Another company to move into 22,000 square feet at the old Wellcraft operation was Legend Custom Yachts, a Sarasota yacht builder that specializes in high performance sport fishing boats.

"They were in 18,000 square feet. So they upsized," Kolton said.

What attracted both companies to the site were the extremely low monthly rents -- only $3.75 per square foot with taxes and insurance included, Kolton said.

The third company that Kolton landed was Horner Xpress Manasota, a pool cleaning supply company that took 17,000 square feet off U.S. 301 in southern Manatee County.

"The need for pool cleaning in Florida is not something that will go away," Kolton said.

Futuristic growth

Jeffrey Button, an agent with the Kleiber Group in Sarasota, also landed a whopper when he found 25,000 square feet of space for Structural Preservation Systems, a Hanover, Md.-based company that builds, repairs, protects, strengthens and reinforces concrete, masonry and other building materials.

Button said that Structural Preservation should be in a good position to take advantage of the infrastructure-related spending when Barack Obama becomes president. The company already has a contract with a power plant in Crystal River.

Structural Preservation boasts on its Web site that it has "completed more than 14,000 repair projects; 26,000 post-tensioning projects; and 10,000 chimney, stack and silo projects through the efforts of more than 2,300 people working together from operating centers across the United States."

Meanwhile at the Port Manatee Commerce Center, Button's brother, Kevin Button, said that Seabridge Freight, a Jacksonville-based company that runs a barge service from Brownsville, Texas, to Port Manatee, has rented 2,800 square feet at his company's site.

"They bring containers into Port Manatee," said Button, operations manager for the warehouse complex. "Right now it's a 10-day service, but they are planning to step that up to a four-day service."

Button added that the barges will not return to Brownsville empty.

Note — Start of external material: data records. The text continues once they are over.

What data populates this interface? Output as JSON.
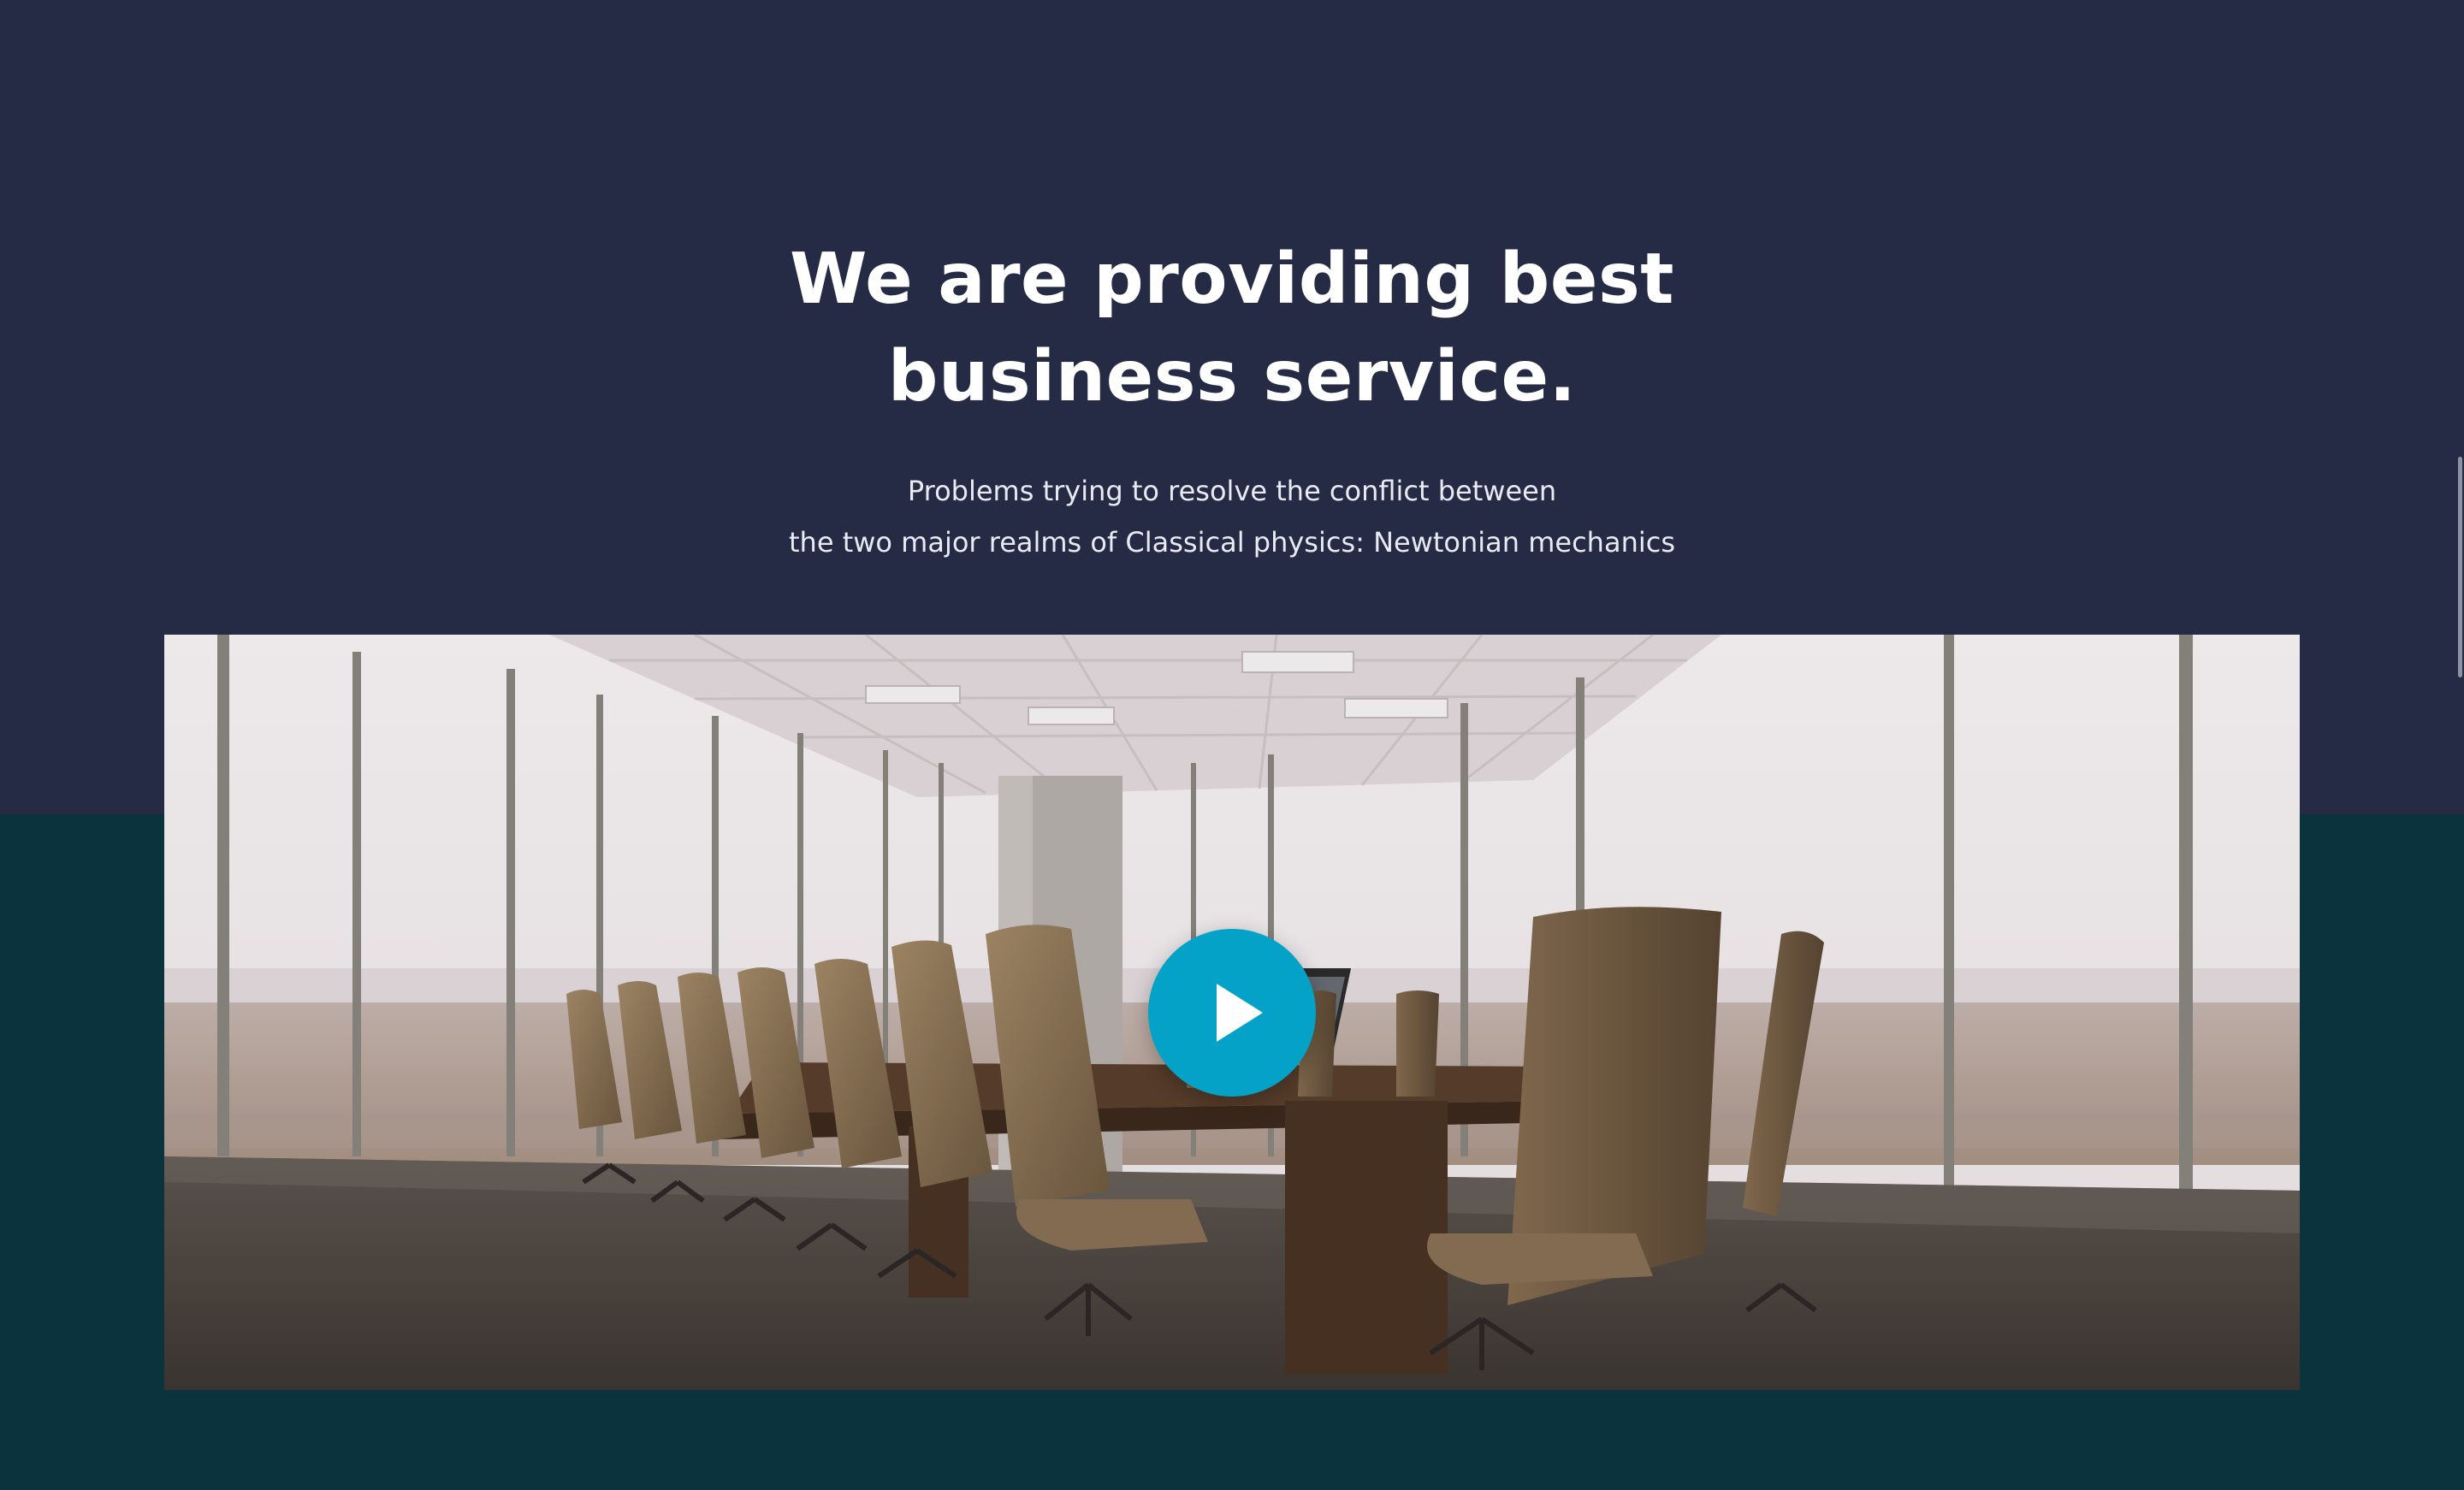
{
  "hero": {
    "headline_line1": "We are providing best",
    "headline_line2": "business service.",
    "subtext_line1": "Problems trying to resolve the conflict between",
    "subtext_line2": "the two major realms of Classical physics: Newtonian mechanics"
  },
  "video": {
    "thumbnail_subject": "conference room with office chairs",
    "play_icon": "play-icon"
  },
  "colors": {
    "top_background": "#252a45",
    "bottom_background": "#0b333d",
    "play_button": "#04a2c6",
    "text": "#ffffff"
  }
}
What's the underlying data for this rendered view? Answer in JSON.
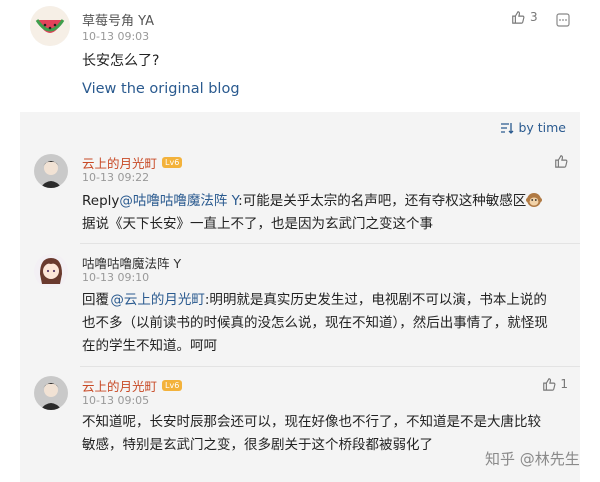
{
  "top_comment": {
    "author": "草莓号角 YA",
    "time": "10-13 09:03",
    "likes": "3",
    "text": "长安怎么了?",
    "view_original": "View the original blog"
  },
  "panel": {
    "sort_label": "by time"
  },
  "replies": [
    {
      "author": "云上的月光町",
      "badge": "Lv6",
      "time": "10-13 09:22",
      "likes": "",
      "reply_prefix": "Reply",
      "mention": "@咕噜咕噜魔法阵 Y",
      "text_a": ":可能是关乎太宗的名声吧，还有夺权这种敏感区",
      "text_b": "据说《天下长安》一直上不了，也是因为玄武门之变这个事"
    },
    {
      "author": "咕噜咕噜魔法阵 Y",
      "time": "10-13 09:10",
      "reply_prefix": "回覆",
      "mention": "@云上的月光町",
      "text": ":明明就是真实历史发生过，电视剧不可以演，书本上说的也不多（以前读书的时候真的没怎么说，现在不知道），然后出事情了，就怪现在的学生不知道。呵呵"
    },
    {
      "author": "云上的月光町",
      "badge": "Lv6",
      "time": "10-13 09:05",
      "likes": "1",
      "text": "不知道呢，长安时辰那会还可以，现在好像也不行了，不知道是不是大唐比较敏感，特别是玄武门之变，很多剧关于这个桥段都被弱化了"
    }
  ],
  "watermark": "知乎 @林先生"
}
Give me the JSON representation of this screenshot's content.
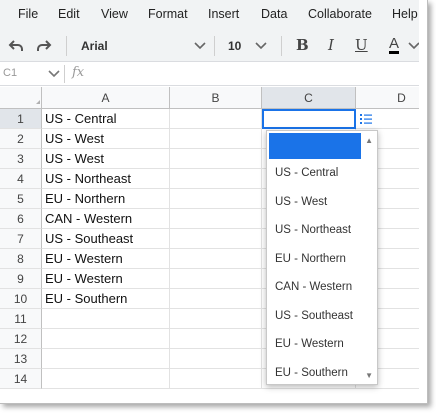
{
  "menubar": {
    "items": [
      "File",
      "Edit",
      "View",
      "Format",
      "Insert",
      "Data",
      "Collaborate",
      "Help"
    ]
  },
  "toolbar": {
    "font_name": "Arial",
    "font_size": "10",
    "bold_label": "B",
    "italic_label": "I",
    "underline_label": "U",
    "text_color_label": "A",
    "text_color": "#000000"
  },
  "formulabar": {
    "name_box": "C1",
    "fx_label": "fx"
  },
  "grid": {
    "columns": [
      "A",
      "B",
      "C",
      "D"
    ],
    "rows": [
      "1",
      "2",
      "3",
      "4",
      "5",
      "6",
      "7",
      "8",
      "9",
      "10",
      "11",
      "12",
      "13",
      "14"
    ],
    "column_a": [
      "US - Central",
      "US - West",
      "US - West",
      "US - Northeast",
      "EU - Northern",
      "CAN - Western",
      "US - Southeast",
      "EU - Western",
      "EU - Western",
      "EU - Southern",
      "",
      "",
      "",
      ""
    ],
    "active_cell": "C1",
    "active_value": ""
  },
  "dropdown": {
    "selected": "",
    "options": [
      "US - Central",
      "US - West",
      "US - Northeast",
      "EU - Northern",
      "CAN - Western",
      "US - Southeast",
      "EU - Western",
      "EU - Southern"
    ]
  },
  "colors": {
    "accent": "#1a73e8",
    "header_bg": "#f8f9fa",
    "toolbar_bg": "#f1f3f4"
  }
}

They will carry concrete poles made in Bartow that will be used for a wind farm in Texas.

With the full backing of Manatee County, Port Manatee is an exciting place to be right now, Button said.

Button added that the economy may be in a down cycle now, but that will not last forever.

"You got to give Port Manatee credit," he said. "They are using this opportunity to set us up for growth in the future."